Index: sheepdog/sheep/group.c
===================================================================

--- sheepdog.orig/sheep/group.c	2012-05-16 07:36:07.555929098 +0200
+++ sheepdog/sheep/group.c	2012-05-16 07:36:40.459928777 +0200
@@ -209,6 +209,12 @@ int get_nr_copies(struct vnode_info *vno
 	return min(vnode_info->nr_zones, sys->nr_copies);
 }
 
+/*
+ * Perform a blocked cluster operation.
+ *
+ * Must run in the main thread as it access unlocked state like
+ * sys->pending_list.
+ */
 static void do_cluster_op(void *arg)
 {
 	struct vdi_op_message *msg = arg;
@@ -228,10 +234,16 @@ static void do_cluster_op(void *arg)
 	msg->rsp.result = ret;
 }
 
-void do_cluster_request(struct work *work)
+/*
+ * Execute a cluster operation by letting the cluster driver send it to all
+ * nodes in the cluster.
+ *
+ * Must run in the main thread as it access unlocked state like
+ * sys->pending_list.
+ */
+static void do_cluster_request(struct request *req)
 {
-	struct request *req = container_of(work, struct request, work);
-	struct sd_req *hdr = (struct sd_req *)&req->rq;
+	struct sd_req *hdr = &req->rq;
 	struct vdi_op_message *msg;
 	size_t size;
 
@@ -641,6 +653,12 @@ static void __sd_notify_done(struct even
 	req_done(req);
 }
 
+/*
+ * Pass on a notification message from the cluster driver.
+ *
+ * Must run in the main thread as it access unlocked state like
+ * sys->pending_list.
+ */
 void sd_notify_handler(struct sd_node *sender, void *msg, size_t msg_len)
 {
 	struct event_struct *cevent;
@@ -1051,8 +1069,16 @@ static void process_request_queue(void)

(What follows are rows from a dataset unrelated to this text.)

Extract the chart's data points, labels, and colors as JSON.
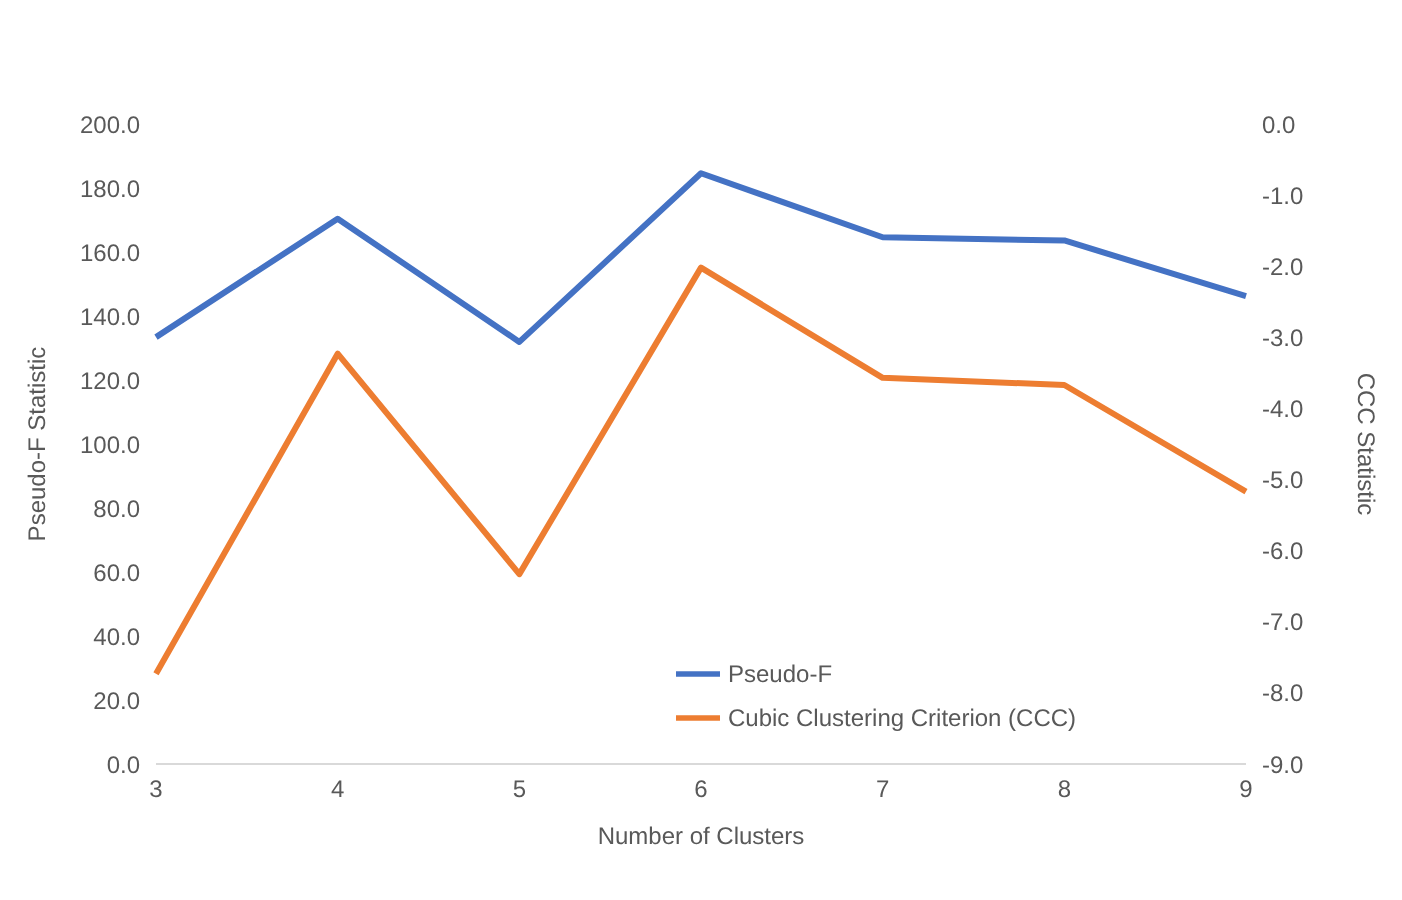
{
  "chart_data": {
    "type": "line",
    "xlabel": "Number of Clusters",
    "ylabel": "Pseudo-F Statistic",
    "y2label": "CCC Statistic",
    "categories": [
      "3",
      "4",
      "5",
      "6",
      "7",
      "8",
      "9"
    ],
    "series": [
      {
        "name": "Pseudo-F",
        "color": "#4472c4",
        "values": [
          133.4,
          170.4,
          131.9,
          184.6,
          164.6,
          163.6,
          146.2
        ]
      },
      {
        "name": "Cubic Clustering Criterion (CCC)",
        "color": "#ed7d31",
        "axis": "y2",
        "values": [
          -7.73,
          -3.23,
          -6.33,
          -2.02,
          -3.57,
          -3.67,
          -5.17
        ]
      }
    ],
    "ylim": [
      0,
      200
    ],
    "yticks": [
      {
        "value": 0,
        "label": "0.0"
      },
      {
        "value": 20,
        "label": "20.0"
      },
      {
        "value": 40,
        "label": "40.0"
      },
      {
        "value": 60,
        "label": "60.0"
      },
      {
        "value": 80,
        "label": "80.0"
      },
      {
        "value": 100,
        "label": "100.0"
      },
      {
        "value": 120,
        "label": "120.0"
      },
      {
        "value": 140,
        "label": "140.0"
      },
      {
        "value": 160,
        "label": "160.0"
      },
      {
        "value": 180,
        "label": "180.0"
      },
      {
        "value": 200,
        "label": "200.0"
      }
    ],
    "y2lim": [
      -9,
      0
    ],
    "y2ticks": [
      {
        "value": -9,
        "label": "-9.0"
      },
      {
        "value": -8,
        "label": "-8.0"
      },
      {
        "value": -7,
        "label": "-7.0"
      },
      {
        "value": -6,
        "label": "-6.0"
      },
      {
        "value": -5,
        "label": "-5.0"
      },
      {
        "value": -4,
        "label": "-4.0"
      },
      {
        "value": -3,
        "label": "-3.0"
      },
      {
        "value": -2,
        "label": "-2.0"
      },
      {
        "value": -1,
        "label": "-1.0"
      },
      {
        "value": 0,
        "label": "0.0"
      }
    ],
    "legend": "bottom",
    "marker": "none",
    "line_style": "solid"
  }
}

 				queue_work(sys->io_wqueue, &req->work);
 			else
 				queue_work(sys->gateway_wqueue, &req->work);
-		} else /* (is_cluster_op(req->op) || is_local_op(req->op)) */
+		} else if (is_cluster_op(req->op)) {
+			/*
+			 * Cluster requests are handed off to the cluster driver
+			 * directly from the main thread.  It's the cluster
+			 * drivers job to ensure we avoid blocking on I/O here.
+			 */
+			do_cluster_request(req);
+		} else { /* is_local_op(req->op) */
 			queue_work(sys->io_wqueue, &req->work);
+		}
 	}
 }
 
Index: sheepdog/sheep/sdnet.c
===================================================================
--- sheepdog.orig/sheep/sdnet.c	2012-05-15 11:02:08.399956846 +0200
+++ sheepdog/sheep/sdnet.c	2012-05-16 07:36:25.263928929 +0200
@@ -156,11 +156,6 @@ static void local_op_done(struct work *w
 	req_done(req);
 }
 
-static void cluster_op_done(struct work *work)
-{
-	/* request is forwarded to cpg group */
-}
-
 static void do_local_request(struct work *work)
 {
 	struct request *req = container_of(work, struct request, work);
@@ -323,8 +318,7 @@ static void queue_request(struct request
 		req->work.fn = do_local_request;
 		req->work.done = local_op_done;
 	} else if (is_cluster_op(req->op)) {
-		req->work.fn = do_cluster_request;
-		req->work.done = cluster_op_done;
+		/* directly executed in the main thread */;
 	} else {
 		eprintf("unknown operation %d\n", hdr->opcode);
 		rsp->result = SD_RES_SYSTEM_ERROR;
Index: sheepdog/sheep/sheep_priv.h
===================================================================
--- sheepdog.orig/sheep/sheep_priv.h	2012-05-15 16:06:50.415851224 +0200
+++ sheepdog/sheep/sheep_priv.h	2012-05-16 07:36:25.263928929 +0200
@@ -259,7 +259,6 @@ int forward_write_obj_req(struct request
 
 int read_epoch(uint32_t *epoch, uint64_t *ctime,
 	       struct sd_node *entries, int *nr_entries);
-void do_cluster_request(struct work *work);
 
 int update_epoch_store(uint32_t epoch);
 int update_epoch_log(uint32_t epoch);